The flowchart below shows how P3 analysis can be broken down into three tasks:

Collecting performance data from benchmarking.
Building a representation of the source code used (i.e. coverage data).
Using the P3 Analysis Library to compute metrics and produce graphs.

Since applications may support a wide range of platforms and compilation options, it is recommended to store performance and coverage data in some sort of database, to simplify the process of looking up specific results.

The P3 Analysis Library operates on data stored in pandas DataFrames, and expects columns to have specific names. The simplest way to work with the library is to collect and store data in a compatible format (e.g. in a CSV file).

Performance Data¶

Each row in the DataFrame represents an individual run of an application.

The following fields have special meaning:

date: The date when the result was recorded.
fom: The figure-of-merit (e.g. time to solution, throughput).
application: The name of the application.
problem: The name of the problem that was run.
platform: The name of the platform on which the application was run.
coverage_key: A unique identifier into the coverage DataFrame.
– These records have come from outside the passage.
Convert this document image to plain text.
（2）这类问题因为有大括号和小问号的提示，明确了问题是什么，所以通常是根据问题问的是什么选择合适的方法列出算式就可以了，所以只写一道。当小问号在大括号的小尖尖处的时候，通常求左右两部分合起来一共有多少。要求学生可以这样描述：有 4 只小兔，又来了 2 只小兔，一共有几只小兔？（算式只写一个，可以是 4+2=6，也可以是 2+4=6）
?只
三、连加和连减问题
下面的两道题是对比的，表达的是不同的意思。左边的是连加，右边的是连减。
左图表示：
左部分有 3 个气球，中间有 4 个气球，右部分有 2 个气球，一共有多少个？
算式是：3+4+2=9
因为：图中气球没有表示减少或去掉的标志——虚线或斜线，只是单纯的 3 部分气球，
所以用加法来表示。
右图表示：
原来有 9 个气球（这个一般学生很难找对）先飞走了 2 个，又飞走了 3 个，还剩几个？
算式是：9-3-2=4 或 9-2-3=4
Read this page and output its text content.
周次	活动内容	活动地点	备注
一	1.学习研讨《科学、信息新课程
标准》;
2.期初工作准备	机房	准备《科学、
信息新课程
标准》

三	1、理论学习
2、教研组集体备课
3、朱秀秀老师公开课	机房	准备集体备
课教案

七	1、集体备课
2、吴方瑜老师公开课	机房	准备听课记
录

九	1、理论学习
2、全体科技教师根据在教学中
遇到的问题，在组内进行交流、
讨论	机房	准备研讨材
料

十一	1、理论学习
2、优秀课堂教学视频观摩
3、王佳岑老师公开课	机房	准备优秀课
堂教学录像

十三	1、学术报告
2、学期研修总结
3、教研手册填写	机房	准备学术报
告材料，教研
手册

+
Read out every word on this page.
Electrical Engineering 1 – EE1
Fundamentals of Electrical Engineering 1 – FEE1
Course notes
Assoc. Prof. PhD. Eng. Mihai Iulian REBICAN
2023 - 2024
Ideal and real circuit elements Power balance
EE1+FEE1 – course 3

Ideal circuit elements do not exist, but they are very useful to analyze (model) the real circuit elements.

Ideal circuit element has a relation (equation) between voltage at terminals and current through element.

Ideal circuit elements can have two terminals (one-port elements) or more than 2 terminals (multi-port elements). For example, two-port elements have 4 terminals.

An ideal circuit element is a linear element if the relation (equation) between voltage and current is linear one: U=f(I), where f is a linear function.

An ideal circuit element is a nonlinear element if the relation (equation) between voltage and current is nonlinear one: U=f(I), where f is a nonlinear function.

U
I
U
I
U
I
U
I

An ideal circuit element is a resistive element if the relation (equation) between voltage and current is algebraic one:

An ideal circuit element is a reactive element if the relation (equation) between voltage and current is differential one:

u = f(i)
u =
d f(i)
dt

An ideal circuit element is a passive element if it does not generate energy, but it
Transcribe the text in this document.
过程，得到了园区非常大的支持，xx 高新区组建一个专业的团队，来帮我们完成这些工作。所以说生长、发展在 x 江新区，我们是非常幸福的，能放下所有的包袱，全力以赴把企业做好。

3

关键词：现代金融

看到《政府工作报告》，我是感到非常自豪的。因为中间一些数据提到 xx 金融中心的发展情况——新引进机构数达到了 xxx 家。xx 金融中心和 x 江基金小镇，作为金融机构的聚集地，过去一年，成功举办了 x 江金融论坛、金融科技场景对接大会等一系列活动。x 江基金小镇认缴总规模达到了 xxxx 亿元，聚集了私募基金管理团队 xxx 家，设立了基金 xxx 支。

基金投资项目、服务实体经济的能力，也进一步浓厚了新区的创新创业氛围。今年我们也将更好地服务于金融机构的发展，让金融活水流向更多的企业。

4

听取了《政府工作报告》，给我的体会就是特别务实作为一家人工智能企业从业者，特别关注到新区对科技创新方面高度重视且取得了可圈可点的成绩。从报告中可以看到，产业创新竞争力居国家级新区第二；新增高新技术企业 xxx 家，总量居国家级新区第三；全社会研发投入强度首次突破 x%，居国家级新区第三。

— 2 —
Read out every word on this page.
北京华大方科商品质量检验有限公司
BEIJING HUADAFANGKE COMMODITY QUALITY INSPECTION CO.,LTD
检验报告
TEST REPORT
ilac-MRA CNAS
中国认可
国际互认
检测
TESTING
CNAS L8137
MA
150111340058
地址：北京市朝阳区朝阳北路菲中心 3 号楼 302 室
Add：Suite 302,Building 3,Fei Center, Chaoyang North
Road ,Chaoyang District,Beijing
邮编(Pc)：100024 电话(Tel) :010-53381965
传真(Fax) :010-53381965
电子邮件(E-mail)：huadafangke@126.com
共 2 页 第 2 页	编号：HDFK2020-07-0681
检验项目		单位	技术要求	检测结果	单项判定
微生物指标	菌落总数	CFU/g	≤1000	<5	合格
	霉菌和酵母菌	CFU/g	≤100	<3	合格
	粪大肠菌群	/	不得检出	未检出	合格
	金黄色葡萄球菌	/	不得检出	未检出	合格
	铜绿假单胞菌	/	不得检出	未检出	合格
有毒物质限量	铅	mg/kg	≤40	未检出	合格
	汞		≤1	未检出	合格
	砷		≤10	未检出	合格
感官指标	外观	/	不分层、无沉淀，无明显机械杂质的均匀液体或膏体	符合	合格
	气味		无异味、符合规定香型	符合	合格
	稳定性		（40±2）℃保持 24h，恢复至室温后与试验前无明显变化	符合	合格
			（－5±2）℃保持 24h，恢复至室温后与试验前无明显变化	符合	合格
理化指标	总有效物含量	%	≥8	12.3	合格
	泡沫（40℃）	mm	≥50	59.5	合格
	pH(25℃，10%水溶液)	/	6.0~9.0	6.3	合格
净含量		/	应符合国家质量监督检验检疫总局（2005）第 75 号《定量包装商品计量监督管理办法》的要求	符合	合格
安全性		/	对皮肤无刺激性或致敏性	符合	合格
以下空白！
It is recommended not to store application, problem and platform fields when results are initially collected, and to instead construct them using the p3analysis.data.projection() function. This makes it simpler to re-use the same data across multiple analyses using different meanings of application, problem, and platform.

Fields commonly used to define an application include:

The application name.
The current git commit.
The current git branch.
Application-specific configuration options.

Fields commonly used to define a problem include:

The problem name.
The problem size.
The name of an input file.

Fields commonly used to define a platform include:

The hostname.
The target architecture.
The compiler version.

Coverage Data¶

Each row in the DataFrame represents a collection of source code used to compile the application associated with a set of performance records.

Coverage is described by two fields:

coverage_key: A unique identifier acting as a key.
coverage: A JSON string describing the source code used.

The JSON string format follows the schema here, and should be considered experimental.